Curiously enough, society feels free to posit that biology gives men a greater inclination than women toward aggression. But if you suggest that biology could also nudge the sexes along different cognitive paths, you’re an instant pariah. Why the double standard? As best I can figure, it’s because of an irrational belief that good things (such as intelligence) have to be distributed evenly, while bad things (such as aggression) do not. 

What Watson was suggesting is that nature doesn’t always distribute good things evenly. His belief that certain populations may have cognitive advantages—while contested by many—does not constitute racism, if one defines racism as the systematic devaluation of a group of people.

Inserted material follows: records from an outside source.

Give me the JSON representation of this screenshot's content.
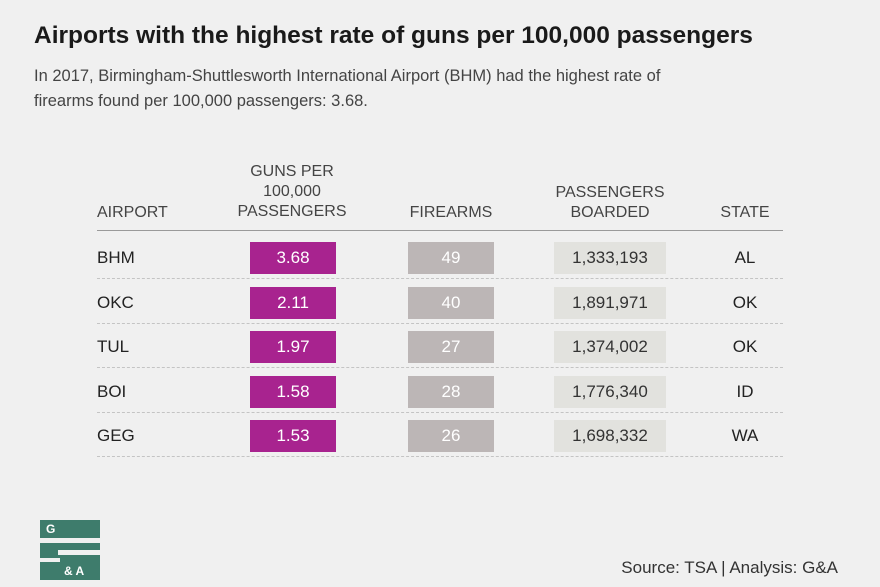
{
  "chart_data": {
    "type": "table",
    "title": "Airports with the highest rate of guns per 100,000 passengers",
    "subtitle": "In 2017, Birmingham-Shuttlesworth International Airport (BHM) had the highest rate of firearms found per 100,000 passengers: 3.68.",
    "columns": {
      "airport": "AIRPORT",
      "guns_line1": "GUNS PER",
      "guns_line2": "100,000",
      "guns_line3": "PASSENGERS",
      "firearms": "FIREARMS",
      "pass_line1": "PASSENGERS",
      "pass_line2": "BOARDED",
      "state": "STATE"
    },
    "rows": [
      {
        "airport": "BHM",
        "guns": "3.68",
        "firearms": "49",
        "passengers": "1,333,193",
        "state": "AL"
      },
      {
        "airport": "OKC",
        "guns": "2.11",
        "firearms": "40",
        "passengers": "1,891,971",
        "state": "OK"
      },
      {
        "airport": "TUL",
        "guns": "1.97",
        "firearms": "27",
        "passengers": "1,374,002",
        "state": "OK"
      },
      {
        "airport": "BOI",
        "guns": "1.58",
        "firearms": "28",
        "passengers": "1,776,340",
        "state": "ID"
      },
      {
        "airport": "GEG",
        "guns": "1.53",
        "firearms": "26",
        "passengers": "1,698,332",
        "state": "WA"
      }
    ],
    "source": "Source: TSA | Analysis: G&A"
  },
  "logo": {
    "letter": "G",
    "ampersand": "& A"
  },
  "colors": {
    "guns": "#a8238f",
    "firearms": "#bcb6b6",
    "passengers": "#e2e2de",
    "logo": "#3e7c6c"
  }
}
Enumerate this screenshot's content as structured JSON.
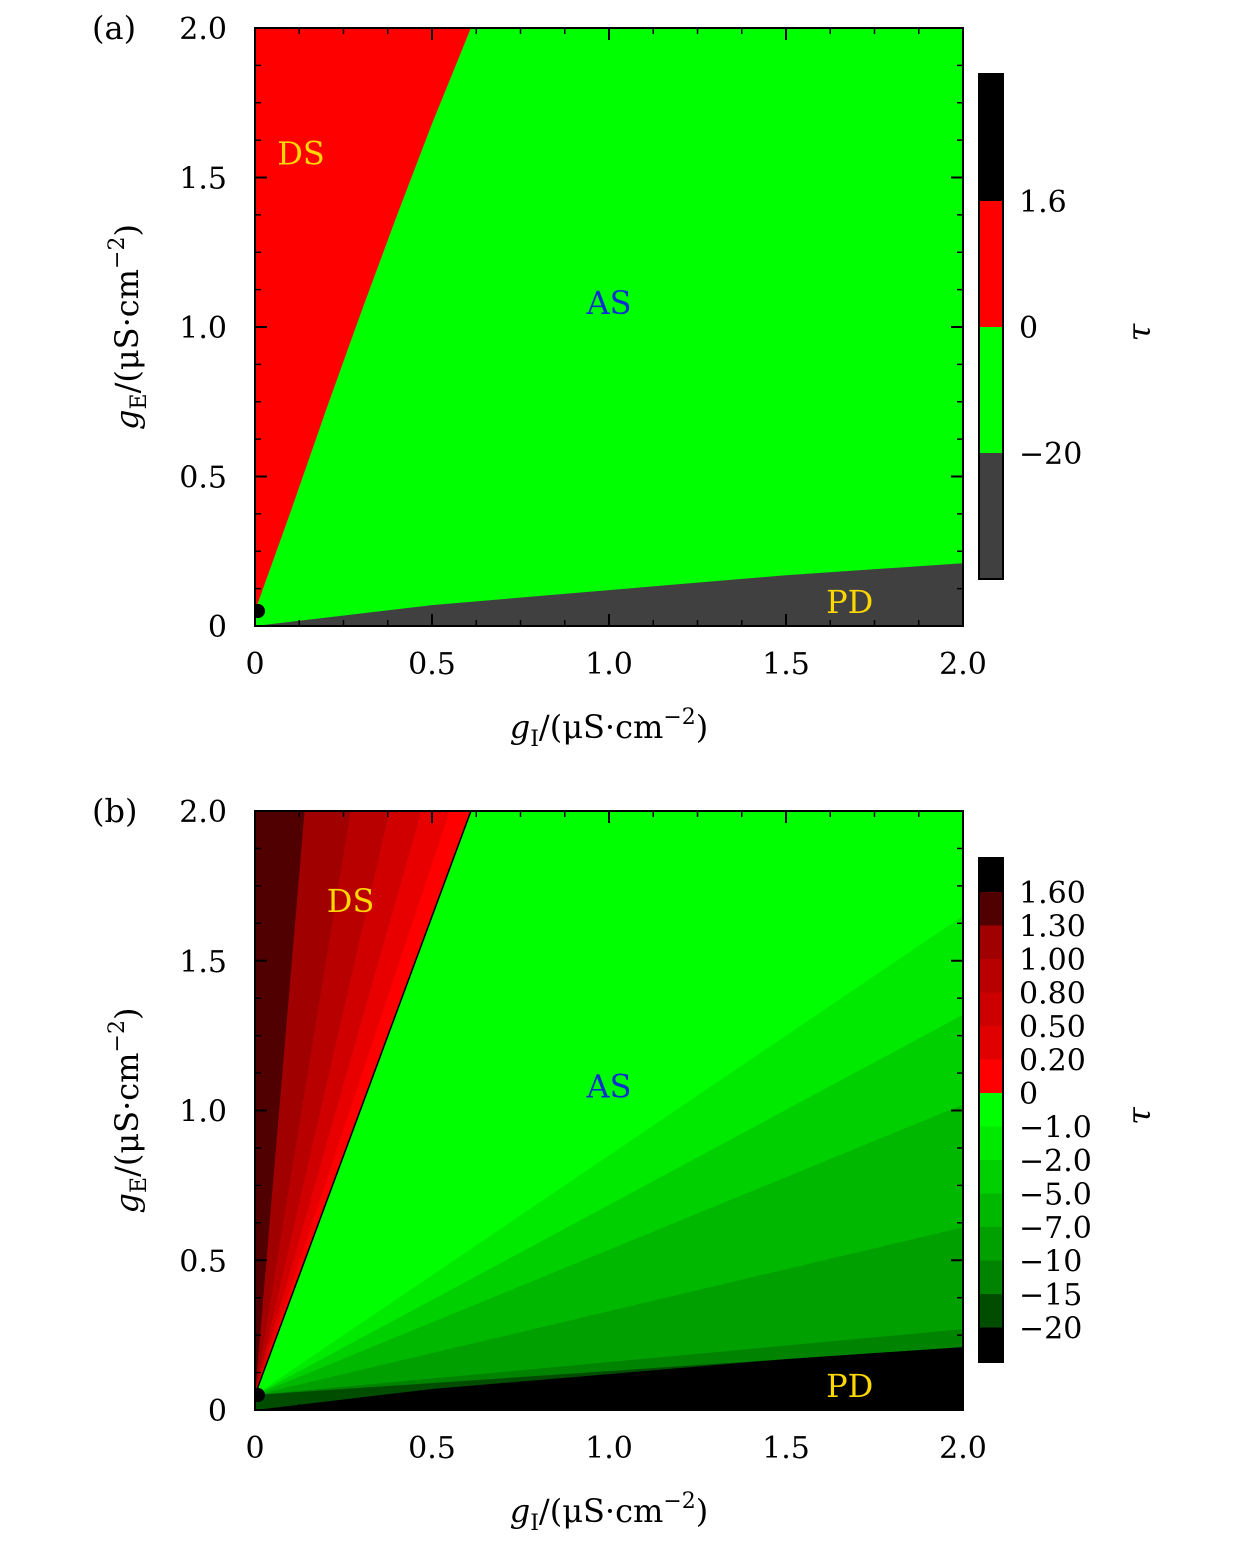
{
  "chart_data": [
    {
      "type": "heatmap",
      "panel_label": "(a)",
      "xlabel": {
        "var": "g",
        "sub": "I",
        "unit": "/(μS·cm",
        "exp": "−2",
        "close": ")"
      },
      "ylabel": {
        "var": "g",
        "sub": "E",
        "unit": "/(μS·cm",
        "exp": "−2",
        "close": ")"
      },
      "xlim": [
        0,
        2.0
      ],
      "ylim": [
        0,
        2.0
      ],
      "x_ticks": [
        "0",
        "0.5",
        "1.0",
        "1.5",
        "2.0"
      ],
      "y_ticks": [
        "0",
        "0.5",
        "1.0",
        "1.5",
        "2.0"
      ],
      "regions": [
        {
          "label": "DS",
          "x": 0.13,
          "y": 1.58,
          "color": "#ffd700"
        },
        {
          "label": "AS",
          "x": 1.0,
          "y": 1.08,
          "color": "#0a2fd0"
        },
        {
          "label": "PD",
          "x": 1.68,
          "y": 0.08,
          "color": "#ffd700"
        }
      ],
      "boundaries": {
        "ds_as": [
          [
            0.0,
            0.05
          ],
          [
            0.1,
            0.38
          ],
          [
            0.2,
            0.72
          ],
          [
            0.3,
            1.05
          ],
          [
            0.4,
            1.37
          ],
          [
            0.5,
            1.68
          ],
          [
            0.61,
            2.0
          ]
        ],
        "as_pd": [
          [
            0.0,
            0.0
          ],
          [
            0.5,
            0.07
          ],
          [
            1.0,
            0.12
          ],
          [
            1.5,
            0.17
          ],
          [
            2.0,
            0.21
          ]
        ]
      },
      "colors": {
        "ds": "#ff0000",
        "as": "#00ff00",
        "pd": "#404040"
      },
      "colorbar": {
        "label": "τ",
        "ticks": [
          "1.6",
          "0",
          "−20"
        ],
        "bands": [
          "#000000",
          "#ff0000",
          "#00ff00",
          "#404040"
        ]
      }
    },
    {
      "type": "heatmap",
      "panel_label": "(b)",
      "xlabel": {
        "var": "g",
        "sub": "I",
        "unit": "/(μS·cm",
        "exp": "−2",
        "close": ")"
      },
      "ylabel": {
        "var": "g",
        "sub": "E",
        "unit": "/(μS·cm",
        "exp": "−2",
        "close": ")"
      },
      "xlim": [
        0,
        2.0
      ],
      "ylim": [
        0,
        2.0
      ],
      "x_ticks": [
        "0",
        "0.5",
        "1.0",
        "1.5",
        "2.0"
      ],
      "y_ticks": [
        "0",
        "0.5",
        "1.0",
        "1.5",
        "2.0"
      ],
      "regions": [
        {
          "label": "DS",
          "x": 0.27,
          "y": 1.7,
          "color": "#ffd700"
        },
        {
          "label": "AS",
          "x": 1.0,
          "y": 1.08,
          "color": "#0a2fd0"
        },
        {
          "label": "PD",
          "x": 1.68,
          "y": 0.08,
          "color": "#ffd700"
        }
      ],
      "ds_wedges": [
        {
          "end_x": 0.14,
          "color": "#500000"
        },
        {
          "end_x": 0.27,
          "color": "#a00000"
        },
        {
          "end_x": 0.38,
          "color": "#b80000"
        },
        {
          "end_x": 0.47,
          "color": "#d00000"
        },
        {
          "end_x": 0.55,
          "color": "#e80000"
        },
        {
          "end_x": 0.61,
          "color": "#ff0000"
        }
      ],
      "as_bands": [
        {
          "end_y_at_xmax": 2.0,
          "color": "#00ff00"
        },
        {
          "end_y_at_xmax": 1.65,
          "color": "#00ea00"
        },
        {
          "end_y_at_xmax": 1.32,
          "color": "#00d000"
        },
        {
          "end_y_at_xmax": 1.02,
          "color": "#00b800"
        },
        {
          "end_y_at_xmax": 0.61,
          "color": "#00a000"
        },
        {
          "end_y_at_xmax": 0.27,
          "color": "#008400"
        },
        {
          "end_y_at_xmax": 0.21,
          "color": "#004d00"
        }
      ],
      "pd_boundary": [
        [
          0.0,
          0.0
        ],
        [
          0.5,
          0.07
        ],
        [
          1.0,
          0.12
        ],
        [
          1.5,
          0.17
        ],
        [
          2.0,
          0.21
        ]
      ],
      "pd_color": "#000000",
      "colorbar": {
        "label": "τ",
        "ticks": [
          "1.60",
          "1.30",
          "1.00",
          "0.80",
          "0.50",
          "0.20",
          "0",
          "−1.0",
          "−2.0",
          "−5.0",
          "−7.0",
          "−10",
          "−15",
          "−20"
        ],
        "bands": [
          "#000000",
          "#500000",
          "#a00000",
          "#b80000",
          "#cc0000",
          "#e00000",
          "#ff0000",
          "#00ff00",
          "#00ea00",
          "#00d000",
          "#00b800",
          "#00a000",
          "#008400",
          "#004d00",
          "#000000"
        ]
      }
    }
  ]
}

If you believe that people should not express such thoughts or conduct such research because of its potential for social harm, then say so. It’s a legitimate position to hold.

Crying “racism” to silence a line of inquiry we don’t like is disingenuous and intellectually lazy. Biologist Jason Malloy called out this sleight of hand in 2008, in an editorial for Medical Hypotheses. Speaking of attacks on Watson’s moral character, he wrote: “The media and the larger scientific community punished Dr. Watson for violating a social and political taboo, but fashioned their case to the public in terms of scientific ethics.”

Some of us are afraid to say what we really think, though once in a while we push ourselves to do it. Others are less afraid, for various reasons. J.K. Rowling has F— You money. Dave Chappelle has F— You skin color. Watson, arguably, had a F— You reputation in science. He used it to discuss the unmentionable, as befits a true scientist.

If you believe that people should not express such thoughts or conduct such research because of its potential for social harm, then say so. It’s a legitimate position to hold. But don’t dress it up as case-closed science. Science is never case-closed, especially when an entire line of research has been pronounced off-limits.

How can one generate evidence in either direction when forbidden to pursue it?

James Watson may well have been a racist. Some of his comments betray a callous elitism and, well, simple bad taste. About maintaining human brain power in the future: “If there is any correlation between success and genes, IQ will fall if the successful people don’t have children.” About women in science: “I think having all these women around makes it more fun for the men but they’re probably less effective.” 

Ugh.

But if he was a racist, it’s not because of his speculations about innate differences between groups. We owe him this concession.